In the generated .config file, make sure the file_paths parameter is set with the paths to the .h5ad files:

[...]
data {
    h5ad {
        file_paths = "data/1k_pbmc_v*_chemistry_SUFFIX.SC__FILE_CONVERTER.h5ad"
        suffix = "_SUFFIX.SC__FILE_CONVERTER.h5ad"
    }
}
[...]
  • The suffix parameter is used to infer the sample name from the file paths (it is removed from the input file path to derive a sample name).

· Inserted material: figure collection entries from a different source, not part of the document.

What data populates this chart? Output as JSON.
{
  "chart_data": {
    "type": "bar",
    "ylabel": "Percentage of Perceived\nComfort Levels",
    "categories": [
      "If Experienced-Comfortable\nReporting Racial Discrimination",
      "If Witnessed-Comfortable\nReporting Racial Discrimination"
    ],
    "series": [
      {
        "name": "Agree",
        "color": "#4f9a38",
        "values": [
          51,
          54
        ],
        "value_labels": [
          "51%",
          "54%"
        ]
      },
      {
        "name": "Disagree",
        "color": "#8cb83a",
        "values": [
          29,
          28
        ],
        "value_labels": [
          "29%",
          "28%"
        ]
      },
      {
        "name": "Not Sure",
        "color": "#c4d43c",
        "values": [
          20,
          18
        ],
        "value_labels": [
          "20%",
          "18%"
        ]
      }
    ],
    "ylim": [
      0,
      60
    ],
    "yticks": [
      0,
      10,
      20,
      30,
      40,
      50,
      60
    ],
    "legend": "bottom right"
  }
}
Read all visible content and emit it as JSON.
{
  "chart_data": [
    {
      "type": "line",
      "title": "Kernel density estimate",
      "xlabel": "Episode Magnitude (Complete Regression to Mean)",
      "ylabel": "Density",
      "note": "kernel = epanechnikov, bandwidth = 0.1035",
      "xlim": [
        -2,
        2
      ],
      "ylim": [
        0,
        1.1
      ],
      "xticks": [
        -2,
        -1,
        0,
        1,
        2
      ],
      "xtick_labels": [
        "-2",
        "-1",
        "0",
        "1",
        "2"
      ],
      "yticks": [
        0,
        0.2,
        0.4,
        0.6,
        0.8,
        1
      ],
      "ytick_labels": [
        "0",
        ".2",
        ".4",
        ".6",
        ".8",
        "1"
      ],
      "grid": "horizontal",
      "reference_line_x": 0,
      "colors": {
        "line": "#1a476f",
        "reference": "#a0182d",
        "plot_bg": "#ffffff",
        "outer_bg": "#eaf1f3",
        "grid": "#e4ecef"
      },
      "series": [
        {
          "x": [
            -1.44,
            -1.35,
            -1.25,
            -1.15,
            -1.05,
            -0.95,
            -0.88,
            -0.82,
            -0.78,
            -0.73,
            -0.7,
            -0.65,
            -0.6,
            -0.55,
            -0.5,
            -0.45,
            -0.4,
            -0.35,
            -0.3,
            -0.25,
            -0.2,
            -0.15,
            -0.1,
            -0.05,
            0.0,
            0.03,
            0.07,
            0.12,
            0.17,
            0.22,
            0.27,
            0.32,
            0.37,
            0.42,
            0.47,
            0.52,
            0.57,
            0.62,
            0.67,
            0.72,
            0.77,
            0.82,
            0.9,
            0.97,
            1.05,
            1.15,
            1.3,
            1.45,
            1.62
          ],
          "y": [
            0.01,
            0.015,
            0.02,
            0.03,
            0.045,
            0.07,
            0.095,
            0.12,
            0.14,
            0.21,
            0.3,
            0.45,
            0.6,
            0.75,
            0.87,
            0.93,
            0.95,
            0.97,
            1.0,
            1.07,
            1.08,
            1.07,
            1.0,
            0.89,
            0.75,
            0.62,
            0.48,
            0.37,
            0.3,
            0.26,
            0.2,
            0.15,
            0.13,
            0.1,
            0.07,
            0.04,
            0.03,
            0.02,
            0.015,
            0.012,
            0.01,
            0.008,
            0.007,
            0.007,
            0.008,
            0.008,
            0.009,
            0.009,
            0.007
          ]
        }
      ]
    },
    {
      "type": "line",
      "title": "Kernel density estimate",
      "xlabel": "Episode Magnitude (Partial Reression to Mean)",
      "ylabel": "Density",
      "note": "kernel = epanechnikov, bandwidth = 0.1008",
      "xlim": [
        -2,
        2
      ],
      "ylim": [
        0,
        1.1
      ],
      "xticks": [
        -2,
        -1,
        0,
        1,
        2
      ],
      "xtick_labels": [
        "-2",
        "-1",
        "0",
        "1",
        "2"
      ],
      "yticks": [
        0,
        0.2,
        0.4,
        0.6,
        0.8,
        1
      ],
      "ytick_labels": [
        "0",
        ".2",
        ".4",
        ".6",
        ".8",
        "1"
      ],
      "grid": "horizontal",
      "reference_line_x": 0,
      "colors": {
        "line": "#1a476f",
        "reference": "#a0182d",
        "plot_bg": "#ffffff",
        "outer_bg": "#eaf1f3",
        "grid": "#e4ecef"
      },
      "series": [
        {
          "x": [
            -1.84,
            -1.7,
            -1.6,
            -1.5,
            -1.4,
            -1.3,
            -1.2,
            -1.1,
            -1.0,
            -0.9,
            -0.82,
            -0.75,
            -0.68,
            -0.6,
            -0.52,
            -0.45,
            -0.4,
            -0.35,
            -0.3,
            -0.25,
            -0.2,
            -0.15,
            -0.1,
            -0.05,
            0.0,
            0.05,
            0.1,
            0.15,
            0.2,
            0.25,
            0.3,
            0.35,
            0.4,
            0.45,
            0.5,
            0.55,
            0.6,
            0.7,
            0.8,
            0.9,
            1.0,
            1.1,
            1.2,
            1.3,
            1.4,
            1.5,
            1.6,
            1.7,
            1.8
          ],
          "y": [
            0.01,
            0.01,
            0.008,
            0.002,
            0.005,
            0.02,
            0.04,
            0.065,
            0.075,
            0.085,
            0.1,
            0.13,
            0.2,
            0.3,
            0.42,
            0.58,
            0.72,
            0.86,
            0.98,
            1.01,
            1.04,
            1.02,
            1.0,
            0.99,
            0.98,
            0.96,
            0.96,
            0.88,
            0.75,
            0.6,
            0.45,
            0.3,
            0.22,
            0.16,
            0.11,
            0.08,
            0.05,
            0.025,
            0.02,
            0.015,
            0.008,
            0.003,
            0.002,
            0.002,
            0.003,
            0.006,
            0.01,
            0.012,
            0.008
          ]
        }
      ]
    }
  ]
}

In case there are multiple .h5ad files that need to be processed with different suffixes, the multi-labelled strategy should be used to define the h5ad parameter:

[...]
data {
    h5ad {
        GROUP1 {
            file_paths = "[path-to-group1-files]/*.SUFFIX1.h5ad"
            suffix = ".SUFFIX1.h5ad"
            group = ["technology", "10x"]
        }
        GROUP2 {
            file_paths = "[path-to-group1-files]/*.SUFFIX2.h5ad"
            suffix = ".SUFFIX2.h5ad"
            group = ["technology", "smart-seq2"]
        }
    }
}
[...]

Notes:

  • GROUP1, GROUP2 are just example names here. They can be replaced by any value as long as they are alphanumeric (underscores are allowed).
  • All the different suffix defined should unique.
  • file_paths and suffix do allow list of paths/globs in the multi-labelled strategy.
  • group [optional] should be an array of 2 elements where first element define the group name and the second the group value. This will add cell-based annotation for each group of files

Loom

Use the following profile when generating the config file:

-profile loom

In the generated .config file, make sure the file_paths parameter is set with the paths to the .loom files:

[...]
data {
    loom {
        file_paths = "data/1k_pbmc_v*_chemistry_SUFFIX.SC__FILE_CONVERTER.loom"
        suffix = "_SUFFIX.SC__FILE_CONVERTER.loom"
    }
}
[...]
  • The suffix parameter is used to infer the sample name from the file paths (it is removed from the input file path to derive a sample name).

Seurat Rds

Use the following profile when generating the config file:

-profile seurat_rds

In the generated .config file, make sure the file_paths parameter is set with the paths to the .Rds files:

[...]
data {
    seurat_rds {
        file_paths = "data/1k_pbmc_v*_chemistry_SUFFIX.SC__FILE_CONVERTER.Rds"
        suffix = "_SUFFIX.SC__FILE_CONVERTER.Rds"
    }
}
[...]
  • The pipelines expect a Seurat v3 object contained in the .Rds file. (Seurat v2 objects are currently not supported).
  • The suffix parameter is used to infer the sample name from the file paths (it is removed from the input file path to derive a sample name).

TSV

Use the following profile when generating the config file:

-profile tsv

In the generated .config file, make sure the file_paths parameter is set with the paths to the .tsv files:

[...]
data {
    h5ad {
        file_paths = "data/1k_pbmc_v*_chemistry_SUFFIX.SC__FILE_CONVERTER.tsv"
        suffix = "_SUFFIX.SC__FILE_CONVERTER.tsv"
    }
}
[...]
  • The suffix parameter is used to infer the sample name from the file paths (it is removed from the input file path to derive a sample name).

CSV

Use the following profile when generating the config file:

-profile csv

In the generated .config file, make sure the file_paths parameter is set with the paths to the .csv files:

[...]
data {
    h5ad {
        file_paths = "data/1k_pbmc_v*_chemistry_SUFFIX.SC__FILE_CONVERTER.csv"
        suffix = "_SUFFIX.SC__FILE_CONVERTER.csv"
    }
}
[...]
  • The suffix parameter is used to infer the sample name from the file paths (it is removed from the input file path to derive a sample name).